Young adults are earning college degrees at a record rate. Why?
More adults might be completing college degrees because it’s been so hard for young people to find jobs during difficult economic times. But the rise is also part of a historical trend.
The portion of young adults in the United States who have completed a four-year college degree hit a record high in 2012. A full third of 25-to-29-year-olds now hold degrees.Skip to next paragraph
Ninety percent have completed high school or an equivalent credential, and 63 percent have done some college course work – both peak rates as well.
Progress in “educational attainment ... has a lot of implications, both for the wealth and well-being of the young adults themselves ... and [for] the productivity of the workforce and future economic growth,” says Richard Fry, a senior research associate at the Pew Research Center and coauthor of its new report on the subject.
For years, the idea has been growing that college is as necessary as high school was 40 years ago. In 2010, 75 percent of Americans said college was very important, compared with just 36 percent in 1978, the report notes.
President Obama has set a goal for the US to lead the world by 2020 in the percentage of young people earning college degrees or postsecondary certificates.
The increases in the Pew report indicate a “rather slow climb” that would need to accelerate to meet the president’s goal, says Sara Goldrick-Rab, a professor of educational policy studies and sociology at the University of Wisconsin-Madison.
The rate of young adults earning a bachelor’s degree – 33 percent – is up five percentage points since 2006, perhaps in part because it’s been so hard for young people to find jobs during difficult economic times.
But the rise is also part of a historical trend. Back in 1971, only 17 percent of young adults had attained four-year degrees.
The recent upward trend in college degrees includes nearly all racial and ethnic groups. While white and Asian young adults still have the highest level of college completion, at 40 percent and 60 percent respectively, the rate has risen to 23 percent among blacks and 15 percent among Hispanics. Those are record highs for all groups except Asians, who are slightly below their 2004 rate.
Young immigrants also are at a high point – 28 percent having earned a college degree.
Even higher percentages of young adults are completing at least some college: 58 percent of men, 59 percent of blacks, 41 percent of Hispanics, and 47 percent of immigrants, for instance – all record highs.
For years, higher-education observers have been raising concerns that as more of the population is made up of young minorities, their historically lower level of education would pull down the country’s overall average.
These new data show that “the changing demographics has not yet had the dampening effect,” Mr.
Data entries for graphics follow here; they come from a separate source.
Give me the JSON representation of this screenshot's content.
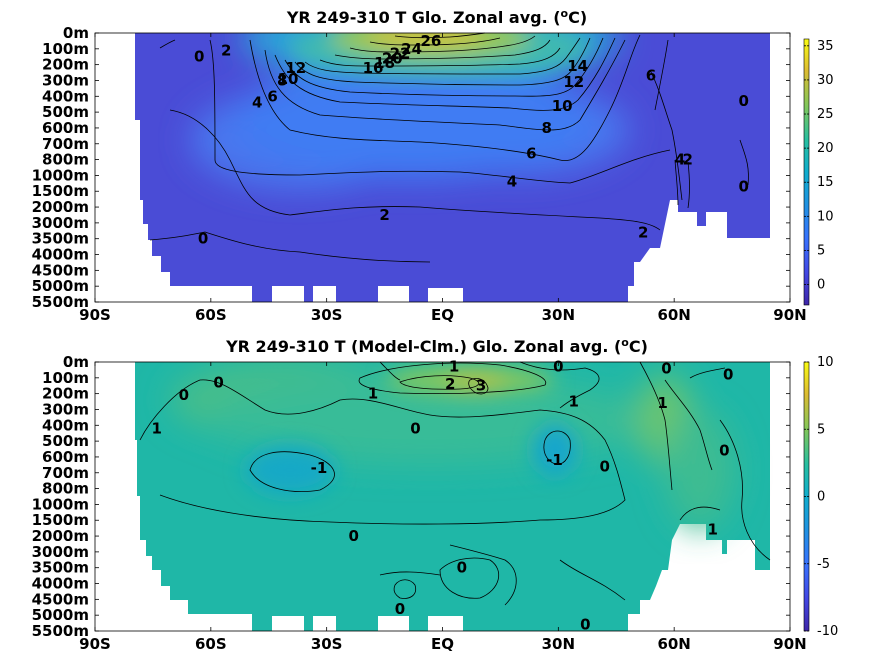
{
  "chart_data": [
    {
      "type": "heatmap",
      "title": "YR 249-310 T Glo. Zonal avg. (",
      "title_sup": "o",
      "title_end": "C)",
      "x_ticks": [
        "90S",
        "60S",
        "30S",
        "EQ",
        "30N",
        "60N",
        "90N"
      ],
      "x_values": [
        -90,
        -60,
        -30,
        0,
        30,
        60,
        90
      ],
      "y_ticks": [
        "0m",
        "100m",
        "200m",
        "300m",
        "400m",
        "500m",
        "600m",
        "700m",
        "800m",
        "1000m",
        "1500m",
        "2000m",
        "3000m",
        "3500m",
        "4000m",
        "4500m",
        "5000m",
        "5500m"
      ],
      "colorbar": {
        "ticks": [
          "35",
          "30",
          "25",
          "20",
          "15",
          "10",
          "5",
          "0"
        ],
        "values": [
          35,
          30,
          25,
          20,
          15,
          10,
          5,
          0
        ],
        "range": [
          -3,
          36
        ]
      },
      "contour_labels": [
        {
          "text": "26",
          "lat": -3,
          "depth": 0.5
        },
        {
          "text": "24",
          "lat": -8,
          "depth": 1
        },
        {
          "text": "22",
          "lat": -11,
          "depth": 1.3
        },
        {
          "text": "20",
          "lat": -13,
          "depth": 1.6
        },
        {
          "text": "18",
          "lat": -15,
          "depth": 1.9
        },
        {
          "text": "16",
          "lat": -18,
          "depth": 2.2
        },
        {
          "text": "14",
          "lat": 35,
          "depth": 2.1
        },
        {
          "text": "12",
          "lat": 34,
          "depth": 3.1
        },
        {
          "text": "12",
          "lat": -38,
          "depth": 2.2
        },
        {
          "text": "10",
          "lat": -40,
          "depth": 2.9
        },
        {
          "text": "8",
          "lat": -41.5,
          "depth": 3.0
        },
        {
          "text": "10",
          "lat": 31,
          "depth": 4.6
        },
        {
          "text": "8",
          "lat": 27,
          "depth": 6.0
        },
        {
          "text": "6",
          "lat": 23,
          "depth": 7.6
        },
        {
          "text": "4",
          "lat": 18,
          "depth": 9.4
        },
        {
          "text": "6",
          "lat": -44,
          "depth": 4.0
        },
        {
          "text": "4",
          "lat": -48,
          "depth": 4.4
        },
        {
          "text": "2",
          "lat": -56,
          "depth": 1.1
        },
        {
          "text": "0",
          "lat": -63,
          "depth": 1.5
        },
        {
          "text": "6",
          "lat": 54,
          "depth": 2.7
        },
        {
          "text": "0",
          "lat": 78,
          "depth": 4.3
        },
        {
          "text": "4",
          "lat": 61.5,
          "depth": 8.0
        },
        {
          "text": "2",
          "lat": 63.5,
          "depth": 8.0
        },
        {
          "text": "0",
          "lat": 78,
          "depth": 9.7
        },
        {
          "text": "2",
          "lat": -15,
          "depth": 11.5
        },
        {
          "text": "2",
          "lat": 52,
          "depth": 12.6
        },
        {
          "text": "0",
          "lat": -62,
          "depth": 13.0
        }
      ]
    },
    {
      "type": "heatmap",
      "title": "YR 249-310 T (Model-Clm.) Glo. Zonal avg. (",
      "title_sup": "o",
      "title_end": "C)",
      "x_ticks": [
        "90S",
        "60S",
        "30S",
        "EQ",
        "30N",
        "60N",
        "90N"
      ],
      "x_values": [
        -90,
        -60,
        -30,
        0,
        30,
        60,
        90
      ],
      "y_ticks": [
        "0m",
        "100m",
        "200m",
        "300m",
        "400m",
        "500m",
        "600m",
        "700m",
        "800m",
        "1000m",
        "1500m",
        "2000m",
        "3000m",
        "3500m",
        "4000m",
        "4500m",
        "5000m",
        "5500m"
      ],
      "colorbar": {
        "ticks": [
          "10",
          "5",
          "0",
          "-5",
          "-10"
        ],
        "values": [
          10,
          5,
          0,
          -5,
          -10
        ],
        "range": [
          -10,
          10
        ]
      },
      "contour_labels": [
        {
          "text": "1",
          "lat": 3,
          "depth": 0.3
        },
        {
          "text": "2",
          "lat": 2,
          "depth": 1.4
        },
        {
          "text": "3",
          "lat": 10,
          "depth": 1.5
        },
        {
          "text": "0",
          "lat": 30,
          "depth": 0.3
        },
        {
          "text": "0",
          "lat": 58,
          "depth": 0.4
        },
        {
          "text": "0",
          "lat": 74,
          "depth": 0.8
        },
        {
          "text": "1",
          "lat": -18,
          "depth": 2.0
        },
        {
          "text": "1",
          "lat": 34,
          "depth": 2.5
        },
        {
          "text": "1",
          "lat": 57,
          "depth": 2.6
        },
        {
          "text": "0",
          "lat": -58,
          "depth": 1.3
        },
        {
          "text": "0",
          "lat": -67,
          "depth": 2.1
        },
        {
          "text": "1",
          "lat": -74,
          "depth": 4.2
        },
        {
          "text": "0",
          "lat": -7,
          "depth": 4.2
        },
        {
          "text": "-1",
          "lat": -32,
          "depth": 6.7
        },
        {
          "text": "-1",
          "lat": 29,
          "depth": 6.2
        },
        {
          "text": "0",
          "lat": 42,
          "depth": 6.6
        },
        {
          "text": "0",
          "lat": 73,
          "depth": 5.6
        },
        {
          "text": "1",
          "lat": 70,
          "depth": 10.6
        },
        {
          "text": "0",
          "lat": -23,
          "depth": 11.0
        },
        {
          "text": "0",
          "lat": 5,
          "depth": 13.0
        },
        {
          "text": "0",
          "lat": -11,
          "depth": 15.6
        },
        {
          "text": "0",
          "lat": 37,
          "depth": 16.6
        }
      ]
    }
  ]
}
Fry says, and college enrollments among minorities suggest that new peaks in attainment levels may still come.
“This report could be seen as the silver lining of the Great Recession – a positive finding in an assessment of education that’s often very critical these days,” he says.
During better economic times, education attainment rates have been more stagnant. It’s possible, Fry says, that rates will tick downward somewhat as the labor market improves.
One important category that’s not shown in the Pew report is the rate of college attainment for low-income Americans, Professor Goldrick-Rab says. Their rate compared with that of wealthier Americans shows “the largest disparity, and [this gap] is at the greatest size we’ve ever seen,” she says. “If we want to move the dial here, we have to do something serious about the costs [of college].”